Чехов - В овраге
о произведении I II III IV V VI VII VIII IXV
8 июля, в пятницу, Елизаров, по прозванию Костыль, и Липа
возвращались из села Казанского, куда они ходили на богомолье,
по случаю храмового праздника — Казанской божией матери. Далеко
позади шла мать Липы Прасковья, которая всё отставала, так как
была больна и задыхалась. Время было близко к вечеру.
— А-аа!.. — удивлялся Костыль, слушая Липу. — А-а!.. Ну-у?
— Я, Илья Макарыч, до варенья очень охотница, — говорила Липа. —
Сяду себе в уголочке и всё чай пью с вареньем. Или с Варварой
Николавной вместе пьем, а оне что-нибудь рассказывают
чувствительное. У них варенья много — четыре банки. «Кушай,
говорят, Липа, не сомневайся».
— А-аа!... Четыре банки!
— Богато живут. Чай с белой булкой; и говядины тоже сколько
хочешь. Богато живут, только страшно у них, Илья Макарыч. И-и,
как страшно!
— Чего ж тебе страшно, деточка? — спросил Костыль и оглянулся,
чтобы посмотреть, далеко ли отстала Прасковья.

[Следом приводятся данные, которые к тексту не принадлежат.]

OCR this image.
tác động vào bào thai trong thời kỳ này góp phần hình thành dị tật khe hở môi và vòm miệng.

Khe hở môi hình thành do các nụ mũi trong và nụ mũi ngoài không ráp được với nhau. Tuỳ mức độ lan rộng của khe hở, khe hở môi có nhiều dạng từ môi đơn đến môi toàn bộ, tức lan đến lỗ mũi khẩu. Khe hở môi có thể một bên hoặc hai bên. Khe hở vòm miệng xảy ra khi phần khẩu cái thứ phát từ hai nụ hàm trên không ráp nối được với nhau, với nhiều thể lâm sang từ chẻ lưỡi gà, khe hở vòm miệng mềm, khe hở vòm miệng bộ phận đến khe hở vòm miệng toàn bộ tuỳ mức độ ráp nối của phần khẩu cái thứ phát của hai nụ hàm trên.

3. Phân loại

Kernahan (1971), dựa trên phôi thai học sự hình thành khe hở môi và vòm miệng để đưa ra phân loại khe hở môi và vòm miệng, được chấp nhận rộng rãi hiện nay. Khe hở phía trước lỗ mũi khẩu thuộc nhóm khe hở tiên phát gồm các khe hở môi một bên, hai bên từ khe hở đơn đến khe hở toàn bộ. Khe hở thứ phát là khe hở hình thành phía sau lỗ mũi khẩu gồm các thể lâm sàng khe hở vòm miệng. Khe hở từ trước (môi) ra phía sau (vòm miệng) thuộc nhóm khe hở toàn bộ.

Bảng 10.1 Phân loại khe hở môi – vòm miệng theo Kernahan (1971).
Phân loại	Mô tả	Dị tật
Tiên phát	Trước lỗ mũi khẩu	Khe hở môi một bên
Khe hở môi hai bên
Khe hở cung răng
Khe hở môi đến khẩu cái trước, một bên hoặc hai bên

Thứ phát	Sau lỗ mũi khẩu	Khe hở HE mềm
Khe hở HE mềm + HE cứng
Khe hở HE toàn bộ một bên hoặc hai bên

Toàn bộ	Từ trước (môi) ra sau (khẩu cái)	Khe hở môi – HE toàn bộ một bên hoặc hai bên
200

— Первое, как свадьбу сыграли, Анисима Григорьича боялась. Они
ничего, не обижали, а только, как подойдут ко мне близко, так по
всей по мне мороз, по всем косточкам. И ни одной ноченьки я не
спала, всё тряслась и бога молила. А теперь Аксиньи боюсь, Илья
Макарыч. Она ничего, всё усмехается, а только часом взглянет в
окошко, а глазы у ней такие сердитые и горят зеленые, словно в
хлеву у овцы. Хрымины Младшие ее сбивают: «У вашего старика,
говорят, есть землица Бутёкино, десятин сорок, землица, говорят,
с песочком и вода есть, так ты, говорят, Аксюша, построй от себе
кирпичный завод, и мы в долю войдем». Кирпич теперь двадцать
рублей тысяча. Дело спорое. Вчерась за обедом Аксинья и говорит
старику: «Я, говорит, хочу в Бутёкине кирпичный завод ставить,
буду сама себе купчиха». Говорит и усмехается. А Григорий
Петрович с лица потемнели; видно, не понравилось. «Пока,
говорят, я жив, нельзя врозь, надо всем вместе». А она глазами
метнула, зубами заскриготела... Подали оладьи — не ест!
— А-аа!.. — удивился Костыль. — Не ест!
— И скажи, сделай милость, когда она спит! — продолжала Липа. —
С полчасика поспит, а там вскочит, ходит, всё ходит,
заглядывает: не сожгли б чего мужики, не украли б чего...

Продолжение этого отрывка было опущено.